December 6, 2005 > Santa Claus comes to town
Santa Claus comes to town
by Arathi Satish
As this year comes to an end, holiday season excitement builds. Christmas spirit and songs fill the air; it is time to meet Santa. This mythical character is famous all over the world by different names. He is Nicholas of Myra, Santa Claus in America, Shengdan Laoren in China, Father Christmas in England, Pere Noel in France, Christindl in Germany, Papa Noel in Brazil and Peru, Babbo Natale in Italy, Black Peter in Morocco, Santa no ojisan in Japan, Jultomten in Sweden, Julenissen in Norway, Joulupukki in Finland, Sinter Klaas in Dutch and Grandfather Frost in Russia. Regardless of the name by which he is known, he brings us all together. Children everywhere know and adore him.
The origin and evolution of Santa is as fascinating as the character. The American version of Santa, as a roly-poly-jolly red-suited figure, originated from the Dutch legend of Sinterklass, a Dutch variant of the name Saint Nicholas. This tradition passed to the American colonies in the 17th century. Around 1773, the American press referred to him as "St. A Claus." Washington Irving, in 1809 described the arrival of the saint on horseback on the eve of Saint Nicholas.
The American image was truly bestowed on Santa by Clement Moore's poem, "A visit from St. Nicholas," famously known as "The Night Before Christmas." Moore describes Santa as being dressed in fur with a bundle of toys flung on his back. He mentions his twinkling eyes, merry dimples, cherry like nose, droll mouth and a beard as white as snow. Santa's portrayal was completed with a little round body and broad face. Although doubts regarding the authorship of the poem remain, it has become a Christmas classic.

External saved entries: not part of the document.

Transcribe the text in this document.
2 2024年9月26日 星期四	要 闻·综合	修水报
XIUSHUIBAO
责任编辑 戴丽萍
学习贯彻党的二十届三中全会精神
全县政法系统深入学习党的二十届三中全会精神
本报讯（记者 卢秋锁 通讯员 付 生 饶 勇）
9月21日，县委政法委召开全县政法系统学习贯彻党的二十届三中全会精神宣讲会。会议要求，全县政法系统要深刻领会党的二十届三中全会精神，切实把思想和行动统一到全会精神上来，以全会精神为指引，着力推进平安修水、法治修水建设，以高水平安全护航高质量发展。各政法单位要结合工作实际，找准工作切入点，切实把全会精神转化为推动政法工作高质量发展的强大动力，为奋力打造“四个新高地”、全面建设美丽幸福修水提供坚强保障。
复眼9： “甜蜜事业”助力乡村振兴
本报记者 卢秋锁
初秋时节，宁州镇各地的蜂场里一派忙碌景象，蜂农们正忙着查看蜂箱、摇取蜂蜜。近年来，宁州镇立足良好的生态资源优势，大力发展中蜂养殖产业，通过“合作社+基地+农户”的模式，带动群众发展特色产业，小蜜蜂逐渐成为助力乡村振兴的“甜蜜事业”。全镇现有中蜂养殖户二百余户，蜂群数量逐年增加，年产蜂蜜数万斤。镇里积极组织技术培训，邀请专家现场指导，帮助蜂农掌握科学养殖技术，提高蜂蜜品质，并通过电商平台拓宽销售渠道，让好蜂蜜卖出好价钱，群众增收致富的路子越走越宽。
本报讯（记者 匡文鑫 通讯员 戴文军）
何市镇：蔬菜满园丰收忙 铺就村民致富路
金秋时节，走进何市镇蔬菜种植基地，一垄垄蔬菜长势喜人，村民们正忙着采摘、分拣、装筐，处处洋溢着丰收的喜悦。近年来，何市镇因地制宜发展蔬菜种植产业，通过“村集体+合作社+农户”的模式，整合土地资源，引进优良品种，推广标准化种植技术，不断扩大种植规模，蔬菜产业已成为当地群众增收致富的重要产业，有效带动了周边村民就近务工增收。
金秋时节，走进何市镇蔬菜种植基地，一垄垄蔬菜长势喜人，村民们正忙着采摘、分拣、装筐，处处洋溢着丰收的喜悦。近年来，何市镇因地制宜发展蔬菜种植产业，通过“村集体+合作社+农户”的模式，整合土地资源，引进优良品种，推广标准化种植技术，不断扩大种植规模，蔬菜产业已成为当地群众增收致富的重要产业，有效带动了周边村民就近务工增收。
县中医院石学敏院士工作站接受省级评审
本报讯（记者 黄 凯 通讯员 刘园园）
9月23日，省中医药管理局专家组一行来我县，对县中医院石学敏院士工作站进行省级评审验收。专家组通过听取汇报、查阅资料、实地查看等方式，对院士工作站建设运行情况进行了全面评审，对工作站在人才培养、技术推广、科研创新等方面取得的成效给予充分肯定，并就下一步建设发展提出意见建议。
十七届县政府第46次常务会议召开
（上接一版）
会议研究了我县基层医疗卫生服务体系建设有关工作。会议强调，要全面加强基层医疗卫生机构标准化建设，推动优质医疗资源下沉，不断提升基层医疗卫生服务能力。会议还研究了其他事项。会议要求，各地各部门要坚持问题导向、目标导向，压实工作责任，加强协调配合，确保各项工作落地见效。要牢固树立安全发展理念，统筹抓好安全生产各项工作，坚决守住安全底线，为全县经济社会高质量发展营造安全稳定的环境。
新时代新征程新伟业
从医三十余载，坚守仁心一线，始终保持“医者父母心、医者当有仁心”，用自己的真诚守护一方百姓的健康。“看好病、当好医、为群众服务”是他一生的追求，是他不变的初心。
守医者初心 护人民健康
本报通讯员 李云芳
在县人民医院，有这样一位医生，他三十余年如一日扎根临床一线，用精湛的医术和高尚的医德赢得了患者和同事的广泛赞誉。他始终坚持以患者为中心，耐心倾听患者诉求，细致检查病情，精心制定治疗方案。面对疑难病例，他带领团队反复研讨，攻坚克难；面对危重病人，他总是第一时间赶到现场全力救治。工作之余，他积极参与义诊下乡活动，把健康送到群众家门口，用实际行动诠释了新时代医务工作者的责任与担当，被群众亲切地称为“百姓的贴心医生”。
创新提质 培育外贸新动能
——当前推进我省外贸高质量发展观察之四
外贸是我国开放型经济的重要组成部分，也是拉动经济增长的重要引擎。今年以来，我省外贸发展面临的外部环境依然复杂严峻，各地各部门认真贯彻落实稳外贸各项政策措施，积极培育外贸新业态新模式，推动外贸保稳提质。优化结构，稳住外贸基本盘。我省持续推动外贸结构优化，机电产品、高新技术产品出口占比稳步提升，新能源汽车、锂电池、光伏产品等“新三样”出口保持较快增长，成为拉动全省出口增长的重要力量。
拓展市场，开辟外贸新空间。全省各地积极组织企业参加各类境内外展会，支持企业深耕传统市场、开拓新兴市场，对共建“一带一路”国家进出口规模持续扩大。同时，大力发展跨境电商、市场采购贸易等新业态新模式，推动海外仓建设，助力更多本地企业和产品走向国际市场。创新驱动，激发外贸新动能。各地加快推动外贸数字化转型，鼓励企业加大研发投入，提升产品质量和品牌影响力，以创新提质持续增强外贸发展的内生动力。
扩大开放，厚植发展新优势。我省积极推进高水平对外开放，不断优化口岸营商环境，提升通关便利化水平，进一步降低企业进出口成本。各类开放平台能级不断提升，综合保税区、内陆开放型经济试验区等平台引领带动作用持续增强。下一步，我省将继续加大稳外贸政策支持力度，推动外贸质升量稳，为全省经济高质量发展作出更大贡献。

Thomas Nast's drawing during the 1860s through 1880s in Harper's Weekly established a round Santa with snowy beard, fur clothes and a clay pipe. And Santa's delivery of gifts from the North Pole became legendary.
Many writers have been instrumental in designing the personality of Santa. Today, he is a multicultural personality but has the universal appeal of gift-giving. This selfless act of giving without expecting anything in return makes Santa a beloved figure. Parents and children stand in line for hours just to meet him, talk to him and have their photo taken with him. Among his many appearances in parades, tree lightings, malls and stores, Santa has arrived from North Pole at NewPark Mall for his yearly visit. A cherry chap indeed. Whenever someone catches his eye, he waves and smiles at them and gives them a jolly "Ho, Ho, Ho." Children that visit him receive a small gift as a special reminder of their visit. Santa visits with children 10 hours a day, tirelessly enjoying every minute.
His magical presence fills the air and brings a smile to everyone's face as they see children running up to him crying out "Santa, Santa!" And if you look very closely, you might just see Rudolph and the rest of his reindeers sitting atop the roof!